The people trying to come to the UK in what politicians have styled “small boats”, he said, “tend to have completely different lifestyles and values to those in the UK”, that seems a toxic suggestion which is now an in-built part of the government’s messaging. Via an evidence-free association with crime, Braverman also says the attitudes and behaviour of those crossing the Channel are “at odds” with British values, much the same rhetorical device she used in her recent attacks on British-Pakistani men.

From there, it is only the smallest of leaps to the kind of arguments Powell used in his notorious “rivers of blood” speech, when he said that immigration from the Commonwealth suggested “a nation busily engaged in heaping up its own funeral pyre”. In response, the Tory leader Ted Heath sacked him from the shadow cabinet; now, by contrast, neo-Powellism grips the party, and may only be an election defeat away from seizing complete control.

There are obvious reasons for that: a lot of Tories’ deep beliefs, coupled with a cynical sense that embracing NatCon-style ideas may magically allow them to make political capital out of their own failures. Thirteen years of Conservative government have created no end of insecurity, poverty and powerlessness – but those things have also sown exactly the kind of resentments that national conservatism trades on.
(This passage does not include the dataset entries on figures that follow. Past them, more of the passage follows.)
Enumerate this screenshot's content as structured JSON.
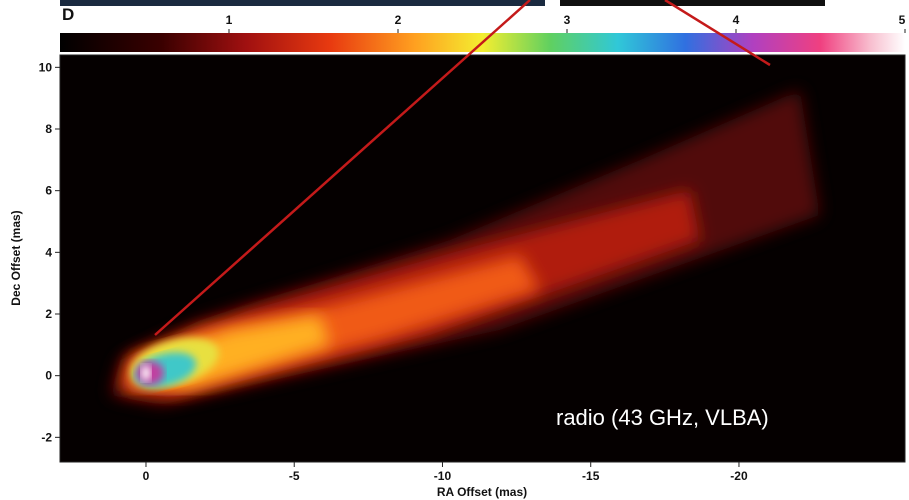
{
  "chart_data": {
    "type": "image",
    "panel_label": "D",
    "xlabel": "RA Offset (mas)",
    "ylabel": "Dec Offset (mas)",
    "annotation": "radio (43 GHz, VLBA)",
    "xlim": [
      2.9,
      -25.6
    ],
    "xticks": [
      0,
      -5,
      -10,
      -15,
      -20
    ],
    "ylim": [
      -2.8,
      10.4
    ],
    "yticks": [
      -2,
      0,
      2,
      4,
      6,
      8,
      10
    ],
    "colorbar_lim": [
      0,
      5
    ],
    "colorbar_ticks": [
      1,
      2,
      3,
      4,
      5
    ]
  }
}
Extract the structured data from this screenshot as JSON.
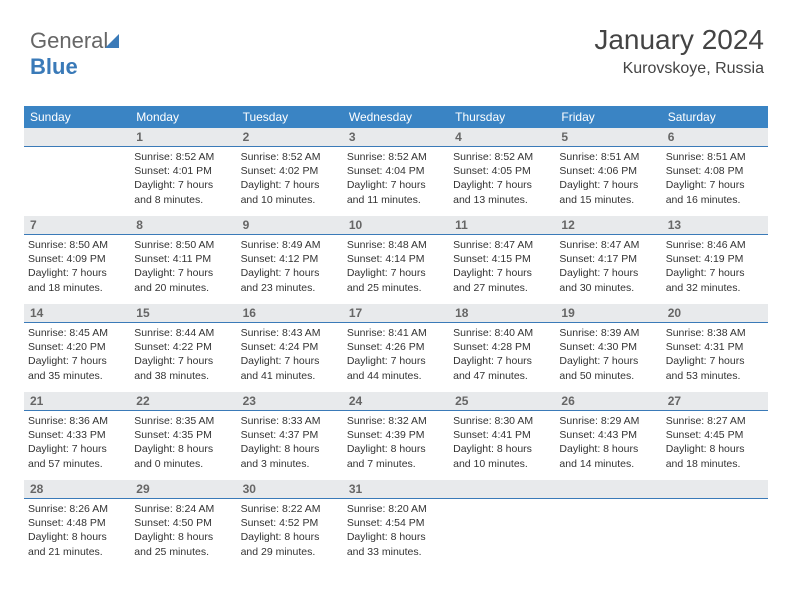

Its inward-looking hostility to “globalism”, moreover, opens the way to pinning the failures of Brexit on hostile outside powers, and thereby adapting the old habit of Tory flag-waving to a zeitgeist full of paranoia and conspiracy theory.

In 2020, tellingly enough, one of the guests of honour at a national conservatism conference in Rome was the Hungarian prime minister, Viktor Orbán, the inventor of “illiberal democracy”. When he sat for an onstage interview, what was striking was not so much his answers as the questions that preceded them. “There are many people at this conference who would like to build a movement, a party, to make as much difference in their countries as you have,” gushed Christopher DeMuth, a high-profile American conservative who will also be the London event’s presiding chair.

Here was vivid proof of where this old yet new strand of politics is going, and something Keir Starmer and his colleagues ought to quickly realise: that as its divisive nastiness seeps into our politics, rather than nervously leaning into national conservatism, they ought to ruthlessly expose it.